After the 2008 financial crisis, the willingness to accept any wage or any job was seen as a triumph of the virtues of flexible labour markets. By 2019, the government boasted of record employment at 76%, and the lowest unemployment rates since the 1970s. But the dark underbelly of record employment has been revealed in dramatic shifts in the pattern of employment towards ‘atypical’ contracts: self-employment (15%), part-time (26%), temporary (5%) and agency and zero hour contracts (5.5%). The problem with employment in the twenty-first century is not a lack of jobs – but the quality and low-pay which defines them.
While a tight labour market should in theory lead to higher wages, this abstract relationship has long broken down, evidenced by the stagnation in real wages since 2008. In fact, this has been a long-term trend as real wage growth, that is nominal wages adjusted for inflation, has weakened every decade since the 1980s. Real wage growth which averaged 2.9% in the 1970s and 1980s, had declined to 1.5% by the 1990s, and dropped even further to 1.2% in the 2000s. The Bank of England accredited poor wage growth to structural changes, including greater labour market flexibility and insecure employment.
Consecutive governments have neglected the role of quality employment in building a fairer economy for far too long, but leaving it solely to market forces will only worsen an already grim scenario. Without a plan to address the structural problems of our labour market, existing inequalities will continue to widen. The government should intervene now to provide the necessary stimulus to avoid a jobs catastrophe.

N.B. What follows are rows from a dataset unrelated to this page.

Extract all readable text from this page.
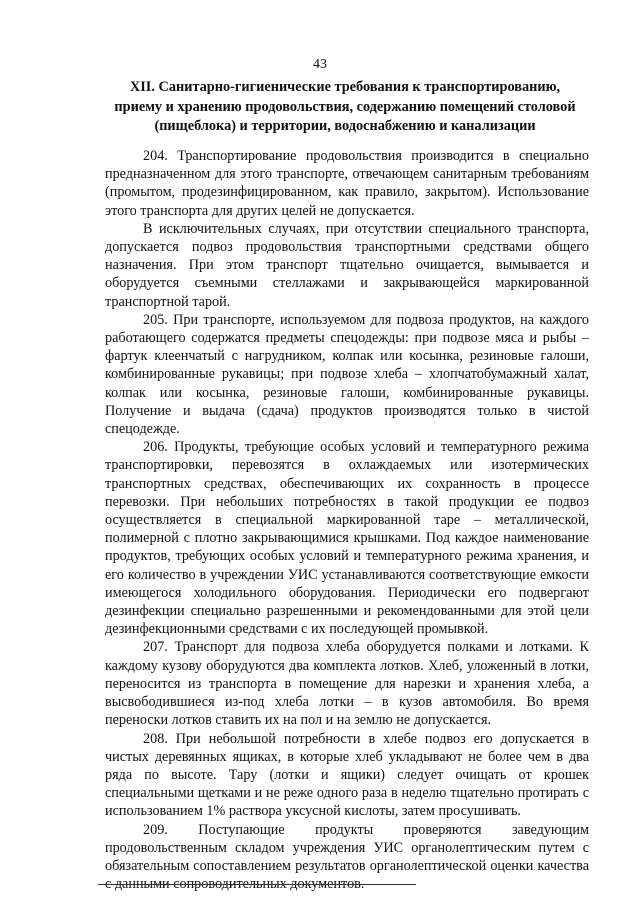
43
XII. Санитарно-гигиенические требования к транспортированию,
приему и хранению продовольствия, содержанию помещений столовой
(пищеблока) и территории, водоснабжению и канализации

204. Транспортирование продовольствия производится в специально предназначенном для этого транспорте, отвечающем санитарным требованиям (промытом, продезинфицированном, как правило, закрытом). Использование этого транспорта для других целей не допускается.

В исключительных случаях, при отсутствии специального транспорта, допускается подвоз продовольствия транспортными средствами общего назначения. При этом транспорт тщательно очищается, вымывается и оборудуется съемными стеллажами и закрывающейся маркированной транспортной тарой.

205. При транспорте, используемом для подвоза продуктов, на каждого работающего содержатся предметы спецодежды: при подвозе мяса и рыбы – фартук клеенчатый с нагрудником, колпак или косынка, резиновые галоши, комбинированные рукавицы; при подвозе хлеба – хлопчатобумажный халат, колпак или косынка, резиновые галоши, комбинированные рукавицы. Получение и выдача (сдача) продуктов производятся только в чистой спецодежде.

206. Продукты, требующие особых условий и температурного режима транспортировки, перевозятся в охлаждаемых или изотермических транспортных средствах, обеспечивающих их сохранность в процессе перевозки. При небольших потребностях в такой продукции ее подвоз осуществляется в специальной маркированной таре – металлической, полимерной с плотно закрывающимися крышками. Под каждое наименование продуктов, требующих особых условий и температурного режима хранения, и его количество в учреждении УИС устанавливаются соответствующие емкости имеющегося холодильного оборудования. Периодически его подвергают дезинфекции специально разрешенными и рекомендованными для этой цели дезинфекционными средствами с их последующей промывкой.

207. Транспорт для подвоза хлеба оборудуется полками и лотками. К каждому кузову оборудуются два комплекта лотков. Хлеб, уложенный в лотки, переносится из транспорта в помещение для нарезки и хранения хлеба, а высвободившиеся из-под хлеба лотки – в кузов автомобиля. Во время переноски лотков ставить их на пол и на землю не допускается.

208. При небольшой потребности в хлебе подвоз его допускается в чистых деревянных ящиках, в которые хлеб укладывают не более чем в два ряда по высоте. Тару (лотки и ящики) следует очищать от крошек специальными щетками и не реже одного раза в неделю тщательно протирать с использованием 1% раствора уксусной кислоты, затем просушивать.

209. Поступающие продукты проверяются заведующим продовольственным складом учреждения УИС органолептическим путем с обязательным сопоставлением результатов органолептической оценки качества с данными сопроводительных документов.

The good news is that we can rebalance the employment landscape in favour of workers and create jobs that lift people out of poverty. Policies that are fit for the 21st century such as a green jobs guarantee, shorter-working week and Universal Basic Income (UBI) should all be on the table if the government wants to make good on its promises to level up the economy and drive a green recovery. We also need worker-centred approaches, such as giving a voice to workers on company boards, or democratising ownership by embracing alternative cooperative business models. In choosing how we respond to the impending unemployment crisis, we must consider a future of employment that benefits everyone. These changes would lead to fairer decisions regarding executive pay, reducing the power of shareholders, greater investment in workers skills and bringing an end to bad employment practices, such as zero hour contracts.
So far large-scale government intervention to limit the worst impacts of this crisis has been embraced. It’s time to take that one step further and fundamentally reshape our labour market to foster the kind of jobs and industries that will help build back a fairer and greener economy that works for us all.